Threat Intelligence (Spectra Intelligence)

The Cloud Threat Intelligence > Multi-Scanner Detections page contains statistics about malware detection for the sample based on the results of AV (antivirus) scanning in the ReversingLabs Spectra Intelligence system. The information is obtained from a number of AV engines and organized by the time and date of each AV scan.

The upper half of the page contains a graph that shows how malware detections for the sample changed over time.
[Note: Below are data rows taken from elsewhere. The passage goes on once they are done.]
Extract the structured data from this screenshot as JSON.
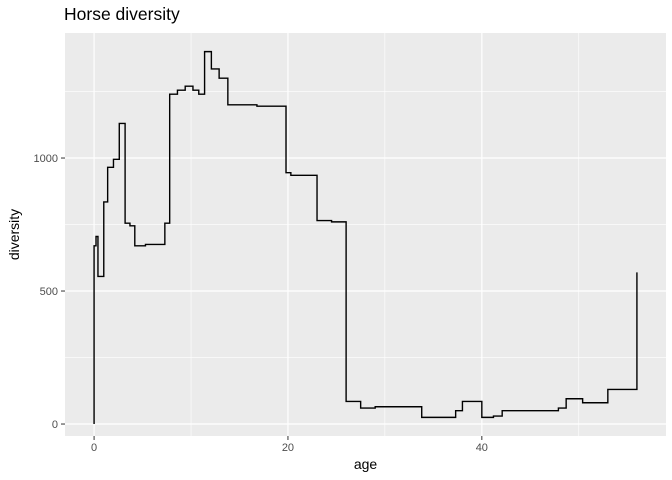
{
  "chart_data": {
    "type": "line",
    "step": true,
    "title": "Horse diversity",
    "xlabel": "age",
    "ylabel": "diversity",
    "xlim": [
      -3,
      59
    ],
    "ylim": [
      -45,
      1470
    ],
    "x_ticks": [
      0,
      20,
      40
    ],
    "y_ticks": [
      0,
      500,
      1000
    ],
    "x_tick_labels": [
      "0",
      "20",
      "40"
    ],
    "y_tick_labels": [
      "0",
      "500",
      "1000"
    ],
    "grid": true,
    "panel_background": "#ebebeb",
    "grid_color": "#ffffff",
    "line_color": "#000000",
    "series": [
      {
        "x": [
          0,
          0,
          0.2,
          0.4,
          1.0,
          1.4,
          2.0,
          2.6,
          3.2,
          3.7,
          4.2,
          5.3,
          7.3,
          7.8,
          8.6,
          9.4,
          10.2,
          10.8,
          11.4,
          12.1,
          12.9,
          13.8,
          15.3,
          16.8,
          19.8,
          20.3,
          23.0,
          24.5,
          26.0,
          27.5,
          29.0,
          33.3,
          33.8,
          37.3,
          38.0,
          40.0,
          41.2,
          42.1,
          46.3,
          47.9,
          48.7,
          50.4,
          53.0,
          56.0,
          56.0
        ],
        "y": [
          0,
          670,
          705,
          555,
          835,
          965,
          995,
          1130,
          755,
          745,
          670,
          675,
          755,
          1240,
          1255,
          1270,
          1255,
          1240,
          1400,
          1335,
          1300,
          1200,
          1200,
          1195,
          945,
          935,
          765,
          760,
          85,
          60,
          65,
          65,
          25,
          50,
          85,
          25,
          30,
          50,
          50,
          60,
          95,
          80,
          130,
          130,
          570
        ]
      }
    ]
  }
}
More specifically, the graph indicates changes in the maximum detection rate for the sample. The graph always displays the same time range regardless of the currently selected scan date.

The lower half of the page contains a list of all AV vendors used to scan the sample for each recorded scan date. If an AV engine produced a detection, the detected threat name is listed next to the AV vendor name. Every result on this page is clickable and, when clicked, automatically performs a search query.

Users can navigate between recorded scan dates by clicking the arrows above the list of AV vendors, and compare the differences between each scan. The number of AV engines used can differ between recorded scan dates, depending on which vendors/engines were available at the time of each scan.

Text formatting in the list of AV vendors also carries important information.

• If the name of an AV vendor is greyed out, that indicates their AV engine(s) did not produce a detection for the sample. This can happen for a variety of reasons (e.g. the AV engine does not support the file format of the sample, or it did not have the relevant signature at the time of the scan). In case of goodware, this is the intended behavior.
• If there is a number next to the AV vendor name, that indicates how many AV engines of that vendor were used to scan the sample.
• If an AV vendor name is displayed above the black line in the list, that indicates their AV engines are considered next-generation (such as those that use machine learning).
• If a detection name is red, that indicates it is a new detection for the AV vendor. This means the AV vendor did not produce a detection for the sample in any of the previous scans.
• If a detection name is red with another name crossed-out next to it, that indicates the detection name has changed in the currently selected scan. This means the AV vendor previously produced a different detection for the sample. The crossed-out detection name is the old name, and the red detection name is new.
• If a detection name is crossed-out, but there is no other name next to it, that indicates the AV vendor is no longer producing detections for that particular threat.

Some AV vendors indicate that a threat has been detected in a sample, but they do not expose the full threat name. Their detection still influences the final classification of the sample, and in some cases affects the final threat name assigned to the sample.

tip

The information from the Spectra Intelligence section can be used with Advanced Search keywords for targeted malware hunting. Use the av-detection keyword with any of the detected threat names (av-detection: Adware/Genieo!OSX), or specific AV vendor keywords with the threat name detected by a particular vendor (av-sophos:W32/Clovis-A). To find samples by the number of AV detections, use the antivirus keyword. Consult the full list of supported search keywords.

File Similarity

The Cloud Threat Intelligence > File Similarity section of the sidebar displays the amount of functionally similar samples, grouped by their threat status. Clicking the links in the File Similarity section redirects to the list of similar samples, where it is possible to download them to the appliance as described in the Downloading Files from Spectra Intelligence section.